Two prominent women from two different faiths are speaking out against the president's contraceptive mandate.
Asma Uddin and Jeanne Monahan told the House Judiciary Committee it's wrong to force religious groups to violate their faith.
Uddin is a Muslim and an attorney with the Becket Fund for Religious Liberty.
She told lawmakers that men and women "seek the freedom to live in accordance with their sincerely held religious beliefs."
Democrats on the committee argued that all women should have access to free contraceptives.

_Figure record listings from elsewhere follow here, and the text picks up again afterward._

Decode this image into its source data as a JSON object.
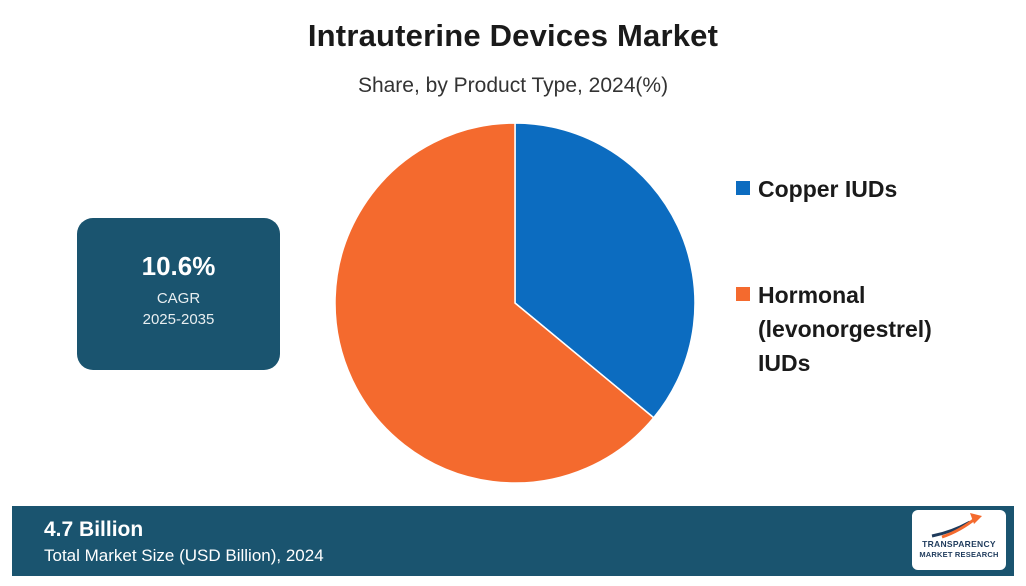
{
  "chart_data": {
    "type": "pie",
    "title": "Intrauterine Devices Market",
    "subtitle": "Share, by Product Type, 2024(%)",
    "categories": [
      "Copper IUDs",
      "Hormonal (levonorgestrel) IUDs"
    ],
    "values": [
      36,
      64
    ],
    "colors": [
      "#0c6cc0",
      "#f46a2e"
    ],
    "start_angle_deg": 0,
    "direction": "clockwise",
    "legend_position": "right"
  },
  "cagr": {
    "value": "10.6%",
    "label": "CAGR",
    "period": "2025-2035",
    "color": "#1a546f"
  },
  "footer": {
    "value": "4.7 Billion",
    "label": "Total Market Size (USD Billion), 2024",
    "color": "#1a546f"
  },
  "logo": {
    "line1": "TRANSPARENCY",
    "line2": "MARKET RESEARCH",
    "icon": "rising-arrow-logo-icon",
    "accent": "#f46a2e"
  }
}
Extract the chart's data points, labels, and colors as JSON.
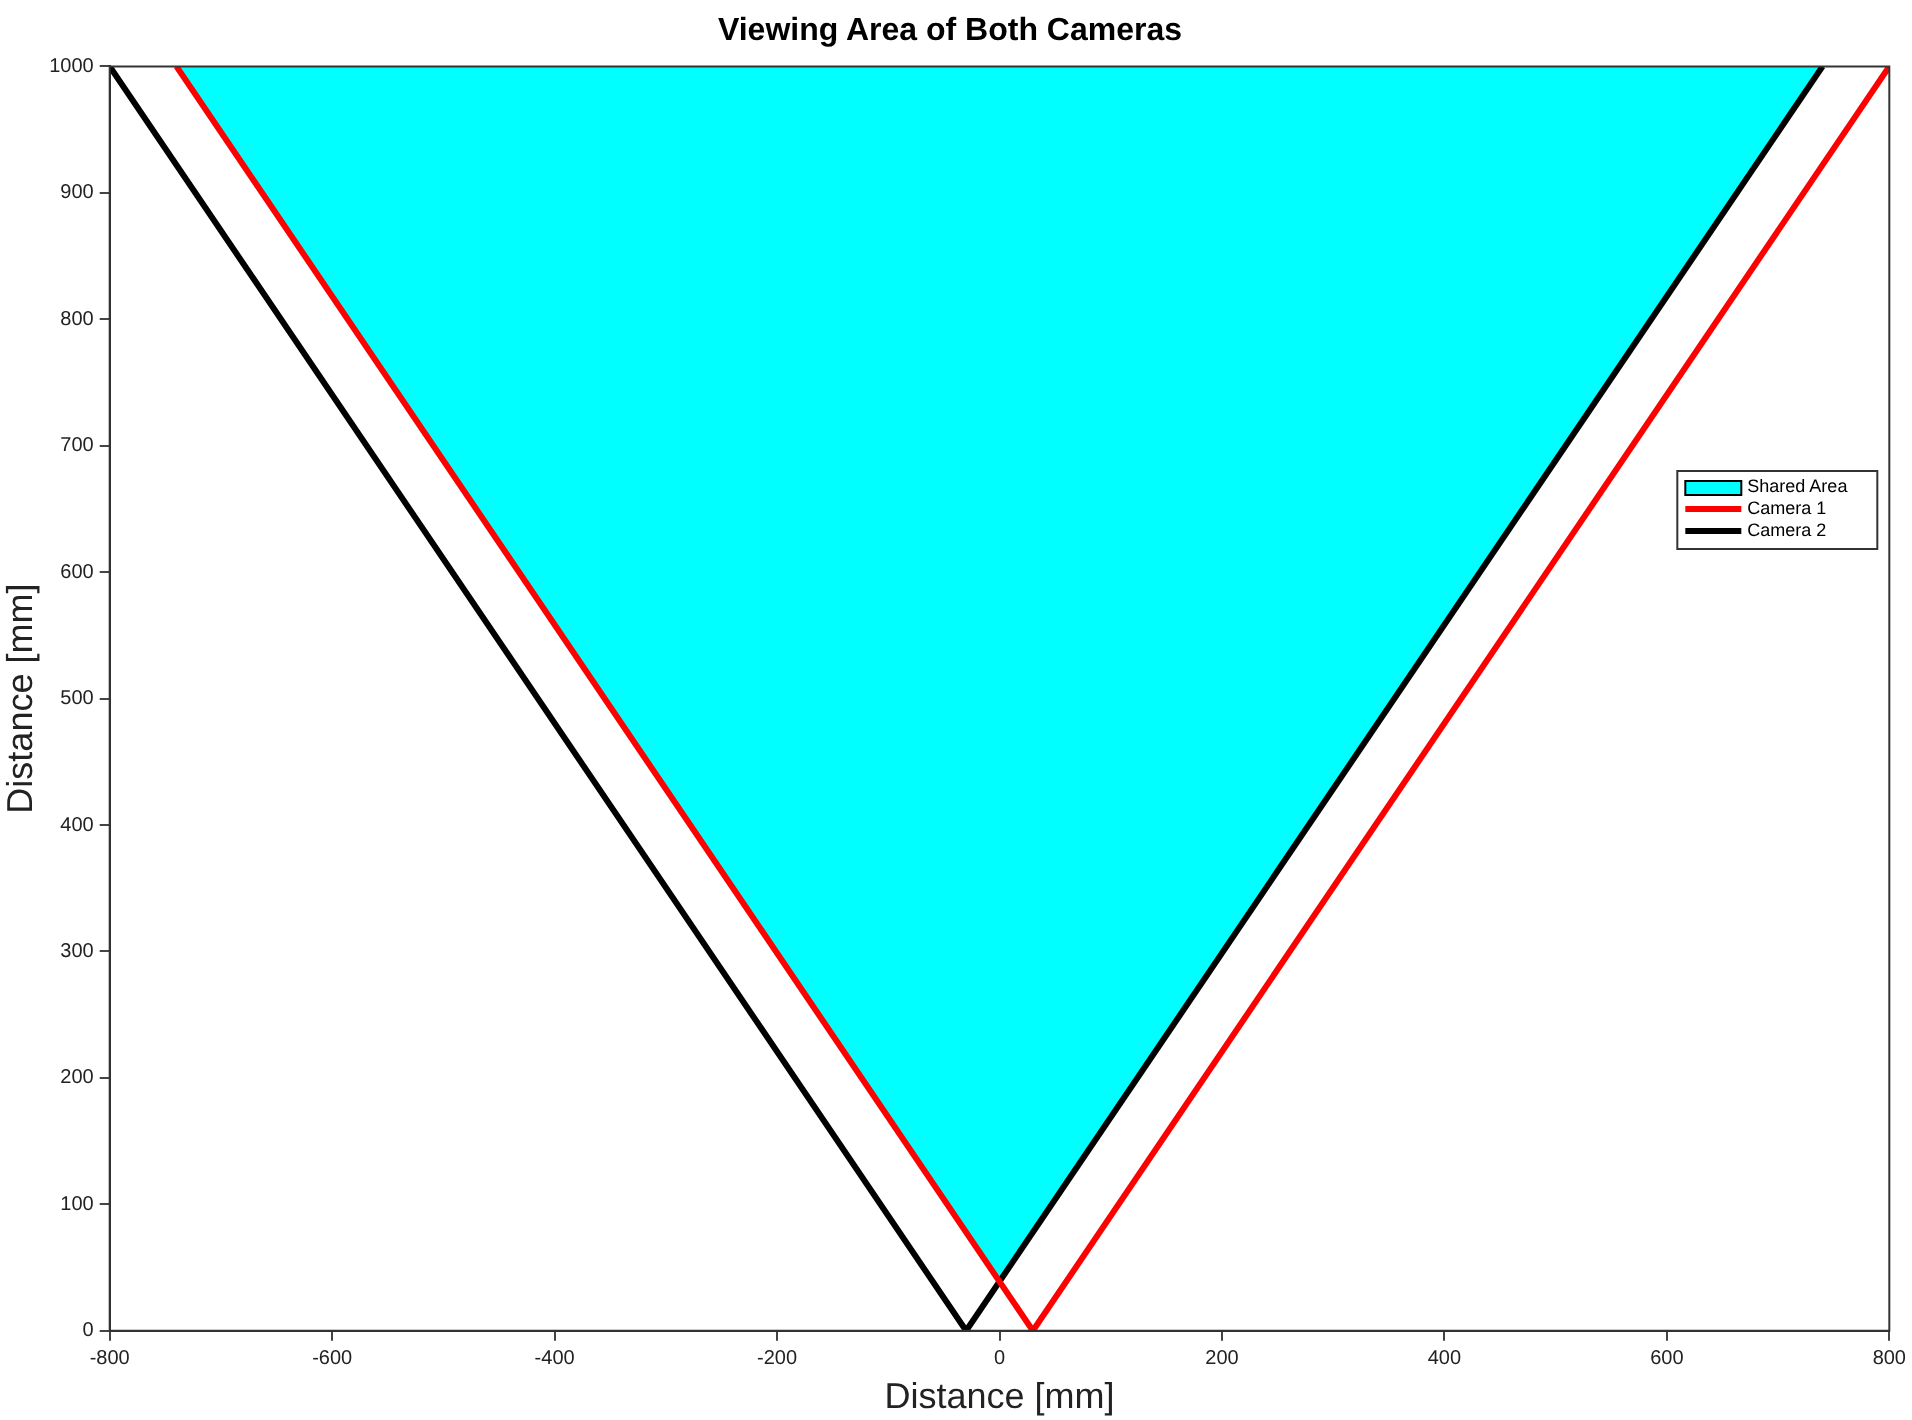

But Uddin dismissed that reasoning.
"If the government mandated everything that had positive health benefits, it could possibly mandate that everyone drink red wine for heart health even though it violates the religious beliefs of Muslims," Uddin added.
Monahan, who works for The Family Research Council, also objected to the mandate.
"The contraceptive mandate is an unprecedented directive, which deeply conflicts with religious and conscience freedom protections the American people currently receive," she told the House panel.
"In our democratic society governed by the U.S. Constitution, it is not the role of this administration to dictate what does or does not violate another person's conscience on matters as critical as life and death," she said.
Monahan made it clear she wasn't questioning President Obama's motives.
"As C.S. Lewis said, you can be sincere and sincerely wrong," she said. "We don't question the president's motives, but we think he is wrong."